Construction of the longest section, the one running through Algeria and extending over 1,200km, began back in March 2007. According to the National Road Agency, the road building project has created some 100,000 new jobs in Algeria alone, with the number of jobs created indirectly expected to reach two to three times that figure.

The motorway passes 55 cities with a total population of more than 50mn, 22 international airports, as well as the largest ports, railway stations, universities, hospitals and the most important industrial and tourist areas in the three Maghreb states. The “Autoroute Transmaghrébine” thus represents the most crucial economic nerve of the rising region.

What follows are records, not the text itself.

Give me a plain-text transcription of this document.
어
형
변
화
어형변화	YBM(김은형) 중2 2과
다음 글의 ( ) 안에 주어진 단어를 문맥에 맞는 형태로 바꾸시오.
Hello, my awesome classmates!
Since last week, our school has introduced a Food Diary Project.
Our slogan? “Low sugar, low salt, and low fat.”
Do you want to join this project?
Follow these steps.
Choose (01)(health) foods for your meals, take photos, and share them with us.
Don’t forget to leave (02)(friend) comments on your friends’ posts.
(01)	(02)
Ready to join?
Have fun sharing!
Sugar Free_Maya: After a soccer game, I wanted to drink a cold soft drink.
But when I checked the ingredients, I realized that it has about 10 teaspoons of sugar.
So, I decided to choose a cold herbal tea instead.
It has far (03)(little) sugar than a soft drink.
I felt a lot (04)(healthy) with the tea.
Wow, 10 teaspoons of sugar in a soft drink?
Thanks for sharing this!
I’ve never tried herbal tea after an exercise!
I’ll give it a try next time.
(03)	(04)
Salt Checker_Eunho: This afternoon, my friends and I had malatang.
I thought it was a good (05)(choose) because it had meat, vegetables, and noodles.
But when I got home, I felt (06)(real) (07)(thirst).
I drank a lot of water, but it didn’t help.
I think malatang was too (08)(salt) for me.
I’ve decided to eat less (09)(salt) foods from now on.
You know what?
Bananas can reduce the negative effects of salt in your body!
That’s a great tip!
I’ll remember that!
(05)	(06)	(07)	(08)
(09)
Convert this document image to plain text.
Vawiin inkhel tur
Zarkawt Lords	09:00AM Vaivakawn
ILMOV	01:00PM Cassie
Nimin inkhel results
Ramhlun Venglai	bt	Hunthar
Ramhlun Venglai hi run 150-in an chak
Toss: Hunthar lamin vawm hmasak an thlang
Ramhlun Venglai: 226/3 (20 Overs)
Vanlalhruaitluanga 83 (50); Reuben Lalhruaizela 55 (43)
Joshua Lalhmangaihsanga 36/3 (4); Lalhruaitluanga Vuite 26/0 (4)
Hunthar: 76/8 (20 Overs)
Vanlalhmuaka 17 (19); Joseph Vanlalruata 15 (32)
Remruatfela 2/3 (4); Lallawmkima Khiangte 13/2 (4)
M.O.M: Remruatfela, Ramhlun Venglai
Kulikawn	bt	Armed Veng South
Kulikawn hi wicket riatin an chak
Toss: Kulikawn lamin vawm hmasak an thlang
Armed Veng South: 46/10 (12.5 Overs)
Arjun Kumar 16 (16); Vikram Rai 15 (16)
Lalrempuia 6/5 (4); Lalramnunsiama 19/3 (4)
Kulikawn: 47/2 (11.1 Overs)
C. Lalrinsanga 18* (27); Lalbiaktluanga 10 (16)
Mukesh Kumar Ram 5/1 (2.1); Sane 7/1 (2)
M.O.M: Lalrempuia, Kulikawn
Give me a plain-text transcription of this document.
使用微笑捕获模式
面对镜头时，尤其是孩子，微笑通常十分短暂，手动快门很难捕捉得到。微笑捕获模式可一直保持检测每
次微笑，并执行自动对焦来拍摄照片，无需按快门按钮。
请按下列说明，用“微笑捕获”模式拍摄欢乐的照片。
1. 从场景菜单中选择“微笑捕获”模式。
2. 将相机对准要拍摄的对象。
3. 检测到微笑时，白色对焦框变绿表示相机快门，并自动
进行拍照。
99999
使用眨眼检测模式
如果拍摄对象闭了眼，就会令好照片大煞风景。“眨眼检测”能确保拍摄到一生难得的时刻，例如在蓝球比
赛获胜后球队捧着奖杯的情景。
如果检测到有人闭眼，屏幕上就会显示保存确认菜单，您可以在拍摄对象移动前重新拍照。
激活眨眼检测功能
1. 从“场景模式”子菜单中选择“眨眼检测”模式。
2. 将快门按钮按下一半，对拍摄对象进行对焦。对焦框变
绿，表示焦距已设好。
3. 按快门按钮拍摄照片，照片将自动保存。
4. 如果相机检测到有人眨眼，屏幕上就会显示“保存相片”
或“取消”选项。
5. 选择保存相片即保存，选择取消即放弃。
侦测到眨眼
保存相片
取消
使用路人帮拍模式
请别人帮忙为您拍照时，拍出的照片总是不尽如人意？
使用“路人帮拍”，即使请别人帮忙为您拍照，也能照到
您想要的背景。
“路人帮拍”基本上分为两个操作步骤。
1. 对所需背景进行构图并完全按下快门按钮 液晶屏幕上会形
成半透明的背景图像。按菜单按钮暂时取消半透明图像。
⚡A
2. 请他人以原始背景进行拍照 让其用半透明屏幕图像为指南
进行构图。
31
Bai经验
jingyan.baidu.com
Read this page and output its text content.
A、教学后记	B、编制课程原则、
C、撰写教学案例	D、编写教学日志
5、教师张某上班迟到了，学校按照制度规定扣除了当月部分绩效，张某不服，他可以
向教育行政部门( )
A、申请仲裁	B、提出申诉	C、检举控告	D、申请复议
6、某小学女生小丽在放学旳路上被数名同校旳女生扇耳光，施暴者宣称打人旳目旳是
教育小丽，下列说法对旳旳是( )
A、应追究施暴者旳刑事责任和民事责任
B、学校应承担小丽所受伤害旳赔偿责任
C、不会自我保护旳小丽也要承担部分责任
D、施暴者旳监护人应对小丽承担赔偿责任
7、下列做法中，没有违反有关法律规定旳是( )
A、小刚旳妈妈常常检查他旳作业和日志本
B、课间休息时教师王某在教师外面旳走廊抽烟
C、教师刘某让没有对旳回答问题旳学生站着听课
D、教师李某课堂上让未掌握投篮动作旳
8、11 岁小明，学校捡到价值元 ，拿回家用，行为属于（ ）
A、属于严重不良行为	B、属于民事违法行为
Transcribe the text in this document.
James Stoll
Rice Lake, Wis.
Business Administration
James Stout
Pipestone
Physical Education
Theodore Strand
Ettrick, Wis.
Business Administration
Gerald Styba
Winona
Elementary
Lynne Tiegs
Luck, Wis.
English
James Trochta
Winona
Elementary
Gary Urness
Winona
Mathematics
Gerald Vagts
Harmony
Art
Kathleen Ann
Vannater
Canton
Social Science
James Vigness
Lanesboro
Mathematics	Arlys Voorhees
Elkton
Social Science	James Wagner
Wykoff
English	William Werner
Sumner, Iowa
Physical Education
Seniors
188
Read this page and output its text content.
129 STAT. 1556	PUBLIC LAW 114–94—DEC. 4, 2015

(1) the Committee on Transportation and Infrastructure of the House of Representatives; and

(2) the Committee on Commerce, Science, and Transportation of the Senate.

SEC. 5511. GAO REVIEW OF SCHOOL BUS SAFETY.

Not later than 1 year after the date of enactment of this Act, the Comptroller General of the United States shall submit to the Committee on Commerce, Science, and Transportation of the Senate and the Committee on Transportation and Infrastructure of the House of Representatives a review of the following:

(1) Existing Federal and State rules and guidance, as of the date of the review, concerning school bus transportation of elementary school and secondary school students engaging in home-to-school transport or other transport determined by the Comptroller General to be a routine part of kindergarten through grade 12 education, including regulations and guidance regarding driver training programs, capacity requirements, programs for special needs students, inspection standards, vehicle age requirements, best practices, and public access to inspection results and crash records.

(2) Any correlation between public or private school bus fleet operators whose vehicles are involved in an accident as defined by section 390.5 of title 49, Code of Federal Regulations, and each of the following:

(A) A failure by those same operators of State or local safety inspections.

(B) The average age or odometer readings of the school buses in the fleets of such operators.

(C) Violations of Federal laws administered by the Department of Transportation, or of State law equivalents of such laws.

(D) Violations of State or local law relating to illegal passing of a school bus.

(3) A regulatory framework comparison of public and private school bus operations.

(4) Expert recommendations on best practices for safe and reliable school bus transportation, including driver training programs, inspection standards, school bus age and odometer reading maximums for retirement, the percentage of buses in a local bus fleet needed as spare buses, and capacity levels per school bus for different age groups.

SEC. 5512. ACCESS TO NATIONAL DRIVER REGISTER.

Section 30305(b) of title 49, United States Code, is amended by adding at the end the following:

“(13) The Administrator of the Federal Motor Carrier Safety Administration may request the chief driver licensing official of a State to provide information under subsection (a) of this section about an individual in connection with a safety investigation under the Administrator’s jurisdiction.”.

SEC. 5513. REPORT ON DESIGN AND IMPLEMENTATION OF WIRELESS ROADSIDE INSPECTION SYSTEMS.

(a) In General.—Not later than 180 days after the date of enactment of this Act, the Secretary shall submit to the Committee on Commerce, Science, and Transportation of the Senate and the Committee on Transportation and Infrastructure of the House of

The motorway, with three lanes in each direction spans the country from East to West, passing over 190 bridges and through five tunnels. After completion, the travel time from the Tunisian-Libyan border to Morocco will be 10 hours.

The two countries of Libya and Mauritania, both also members of the Union of the Arab Maghreb (UAM), are likewise involved in the mammoth project. In the medium term, the “Autoroute Transmaghrébine” is planned to traverse the whole of North Africa. And thought is even being given to constructing a tunnel beneath the Straits of Gibraltar between Morocco and Spain to connect North Africa to Europe.

 

Contractors

Three construction consortia are involved in the building of the 1,200km Algerian stretch of the “Autoroute Transmaghrébine”. The eastern section running from the Algerian city of Bordj-Bou-Arreridj to the border with Tunisia is being built by the Japanese consortium Cojaal. A subsection around Algiers is executed by Algerian contractors Altro and Cosider, while the rest of the section is handled by the Chinese consortium CITIC-CRCC. Many additional companies from all over the world are also involved in the construction of bridges, tunnels and drainage systems, etc. The capital investment for the job site in Algeria alone totals $11bn.

 

Quality and quantity

The “Autoroute Transmaghrébine” over the entire 1,200km stretch is designed as follows: base course of cement-treated gravelly sand is placed in a thickness of 20cm, followed by a 14cm bituminous bound base, with the road finally being surfaced with a wearing course of asphaltic concrete (0/14) between 6 and 8cm thick.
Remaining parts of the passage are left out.